A quick and dirty timeline of the market’s DeepSeekFreak
That escalated quickly.
Mega tech stocks plunged in their worst sell-off of 2025 early Monday, with AI darlings like Nvidia, Palantir, and Broadcom notching some of their biggest stumbles in recent memory.
Associated AI plays, like the energy companies that have soared on expectations of endless power demand for massive data centers, think Vistra and Constellation Energy are getting absolutely smoked.
The catalyst for the cataclysm arose over the weekend, as the US tech cognoscenti began to grow convinced that a new model called R1 released by DeepSeek, the Chinese artificial intelligence company, seemed to pose a major strategic threat to AI arms-race strategy pursued by US tech giants, and by extension, the massive market rally for companies like Nvidia that have been at the heart of this boom.
Here’s a quick refresher on what happened.
Jan. 22 — “ByteDance Unveils Upgraded Model Behind Its AI Chatbot” (Dow Jones)
“DeepSeek, a startup funded by quantitative hedge-fund manager High-Flyer, also officially unveiled its own large language model, R1. DeepSeek claims its performance is on par with OpenAI’s reasoning model, o1.”
Jan. 23 — “China’s cheap, open AI model DeepSeek thrills scientists” (Nature)
“Part of the buzz around DeepSeek is that it has succeeded in making R1 despite US export controls that limit Chinese firms’ access to the best computer chips designed for AI processing. ‘The fact that it comes out of China shows that being efficient with your resources matters more than compute scale alone,’ says François Chollet, an AI researcher in Seattle, Washington.”
Jan. 25 — “Silicon Valley Is Raving About a Made-in-China AI Model” (WSJ)
“DeepSeek said training one of its latest models cost $5.6 million, compared with the $100 million to $1 billion range cited last year by Dario Amodei, chief executive of the AI developer Anthropic, as the cost of building a model.”
Jan. 26
Deepseek R1 is AI's Sputnik moment.
— Marc Andreessen 🇺🇸 (@pmarca) January 26, 2025
Jan. 27 — “Chinese AI disrupter DeepSeek claims top spot in US App Store, dethroning ChatGPT” (South China Morning Post)
“DeepSeek has integrated the reasoning model into the web and app versions of its chatbots for unlimited use at no cost.
In comparison, OpenAI charges US$200 per month for unlimited access to its o1 models, or a minimum of a US$20 monthly fee for a standard plan that includes limited access.”
Jan. 27 — “A shocking Chinese AI advancement called DeepSeek is sending US stocks plunging” (CNN)
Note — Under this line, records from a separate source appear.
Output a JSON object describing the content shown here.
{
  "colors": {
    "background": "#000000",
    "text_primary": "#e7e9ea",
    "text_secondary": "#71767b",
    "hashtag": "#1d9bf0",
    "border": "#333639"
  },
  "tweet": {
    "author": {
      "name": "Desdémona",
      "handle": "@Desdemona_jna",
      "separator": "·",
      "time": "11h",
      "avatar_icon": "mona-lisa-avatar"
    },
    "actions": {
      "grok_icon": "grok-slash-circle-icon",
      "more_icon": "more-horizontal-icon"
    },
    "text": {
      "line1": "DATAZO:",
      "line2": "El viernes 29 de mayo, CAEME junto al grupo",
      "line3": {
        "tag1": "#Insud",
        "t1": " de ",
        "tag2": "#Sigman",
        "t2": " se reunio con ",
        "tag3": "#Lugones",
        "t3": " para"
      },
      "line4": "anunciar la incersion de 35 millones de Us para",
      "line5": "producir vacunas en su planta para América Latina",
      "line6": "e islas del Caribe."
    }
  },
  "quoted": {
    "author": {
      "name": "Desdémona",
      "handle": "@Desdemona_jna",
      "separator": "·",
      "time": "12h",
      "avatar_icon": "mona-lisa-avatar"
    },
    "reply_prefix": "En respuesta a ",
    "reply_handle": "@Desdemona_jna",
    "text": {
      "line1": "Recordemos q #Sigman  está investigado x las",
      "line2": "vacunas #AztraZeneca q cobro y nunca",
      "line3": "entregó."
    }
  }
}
“‘The bottom line is the US outperformance has been driven by tech and the lead that US companies have in AI,’ Lerner said in a note to investors Monday morning. ‘The DeepSeek model rollout is leading investors to question the lead that US companies have and how much is being spent and whether that spending will lead to profits (or overspending).’”
Jan. 27 — “What is DeepSeek? Everything to Know About China’s ChatGPT Rival and Why It Might Mean the End of the AI Trade.” (Barron’s)
“If a top-end model costs millions of dollars, not hundreds of millions or billions, and an API can be offered at 27 times less than what is being sold by OpenAI, the massive expense of the past two years may have been wasted... If what DeepSeek says is true and can be replicated, the catalyst driving the AI bull market would quickly reverse, and could even lead to a market crash.”